As an ex-professional musician and music teacher, sounds are very important to me. I’ve written a review in the past about Ommwriter which I think is a wonderful writing tool thanks to both its simplicity and the range of ambient sounds it provides. You can just write with that program and do so chilling at the beach, working on a train or whatever kind of mood grabs you.
Today, I’ve read George Ciotti’s superb article at his site Sparring mind where he talks about the use of music to increase your productivity. The psychology of music and how it affects our mood, creativity and even intelligence is a subject I’ve taken a keen interest in for many years and even taught about the impact of music to my students in the past.
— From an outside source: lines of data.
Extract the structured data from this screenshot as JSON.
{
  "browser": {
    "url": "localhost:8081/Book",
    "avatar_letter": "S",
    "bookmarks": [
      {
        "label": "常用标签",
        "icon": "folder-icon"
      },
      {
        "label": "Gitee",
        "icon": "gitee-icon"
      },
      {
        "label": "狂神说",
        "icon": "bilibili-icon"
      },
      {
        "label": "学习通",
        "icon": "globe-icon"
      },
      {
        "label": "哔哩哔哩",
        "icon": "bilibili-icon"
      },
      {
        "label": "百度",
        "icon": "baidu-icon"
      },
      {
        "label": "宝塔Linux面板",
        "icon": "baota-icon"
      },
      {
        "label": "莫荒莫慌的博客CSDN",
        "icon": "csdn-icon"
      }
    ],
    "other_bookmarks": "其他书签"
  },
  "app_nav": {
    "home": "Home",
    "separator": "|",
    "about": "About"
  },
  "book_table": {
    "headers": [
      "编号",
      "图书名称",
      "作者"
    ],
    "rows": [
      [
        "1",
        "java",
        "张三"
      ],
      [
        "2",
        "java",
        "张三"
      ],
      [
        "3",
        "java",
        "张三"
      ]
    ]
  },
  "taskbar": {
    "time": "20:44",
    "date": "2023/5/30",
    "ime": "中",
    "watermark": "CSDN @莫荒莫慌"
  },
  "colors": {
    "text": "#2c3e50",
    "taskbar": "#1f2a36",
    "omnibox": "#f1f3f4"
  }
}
All psychology research is subject to interpretation and often much criticism of course, so we have to be careful what we proclaim as fact, but Ciotti’s article strikes a nice balance between giving useful, interesting information about current research and actually giving solid practical advice to the writer.
What I particularly like is his copious number of music examples. I would not have believed him when he said listening to the soundtrack of SimCity was a good move had I not played the link he gave. I don’t play that game and I expected a cheesy electronic muzak. Instead, I was pleasantly surprised by what I heard.
Similarly, as I write this, I’m listening to a storm produced courtesy of rainymood.com – thanks to Ciotti’s suggestion and helpful link – which is now bookmarked permanently in my list of helpful sites for writers. It’s odd but there’s something about working to the sound of rain!
I strongly recommend you read this article and make use of at least some of the examples Ciotti provides. It is, quite simply, the best and most practically useful article I’ve read on the web concerning music and productivity. You’re sure to find something there to help you write more fluently and creatively.
How music affects your productivity
Music has a way of expressing that which cannot be put into words.
It is for this reason (and many more) that music is regarded as one of the triumphs of human creativity―but does music itself help one to create?
This is an important question to examine, because music has increasingly become apart of the modern-day work session.
The soldiers of yore may have faced insurmountable odds to the sound of trumpets, but we desk jockeys are typically left to fend off our piling inboxes with nothing more than iTunes.
With so much of our work now being done at computers, music has become an important way to “optimize the boring.”
Though it may be a fine way to avoid habituation, the question remains: does music actually make you more productive? More focused? More creative? Or is all that a placebo?
People like me need to know. For nearly all of my work sessions, I have music playing in the background. I once wrote 10,529 words on customer loyalty (how exciting) listening to nothing other than the SimCity 2000 soundtrack… and yes, more on that later.
Am I actively sabotaging myself, or is music spurring me to do better work?
Let’s take a look at the research.
To continue with this article click here.
4 thoughts on “How Music Affects Your Productivity – from Sparring Mind”
I agree with you, Ken, very interesting article, even if I find that more and more I need to seek silent sanctuaries. Certain types of music are good for work that doesn’t require complex thoughts but I can’t help remembering that scene from Ben Hur at the galley: “battle speed” – “attack speed” – “ramming speed”!!!![http://www.youtube.com/watch?v=ax7wcShvrus] 😆
Ha ha – yes, oddly for a musician I often find I need silence rather than music. However, when writing stories I always have ambient, non-vocal music playing. Did you try the rain mood link? I can’t get enough of that right now and it’s not music at all but simply sound. I can’t get over how much it’s exciting me to write!
Yes, I get that with the sounds of the seashore, but water and rain works brilliantly too! However that’s not music. If you play Bach in my ears I instinctively stop what I’m doing, close my eyes and …listen! 🙂 Can you imagine all these nature sounds, Bach for example would enjoy without the interference of motors and white noise?
Ah well…we could debate just what is meant by music there Marina! There are arguments in numerous ways both for and against. I do know what you mean – I can’t play Pink Floyd for that reason. I just stop working! But instrumental Indian ragas I can work away to for hours!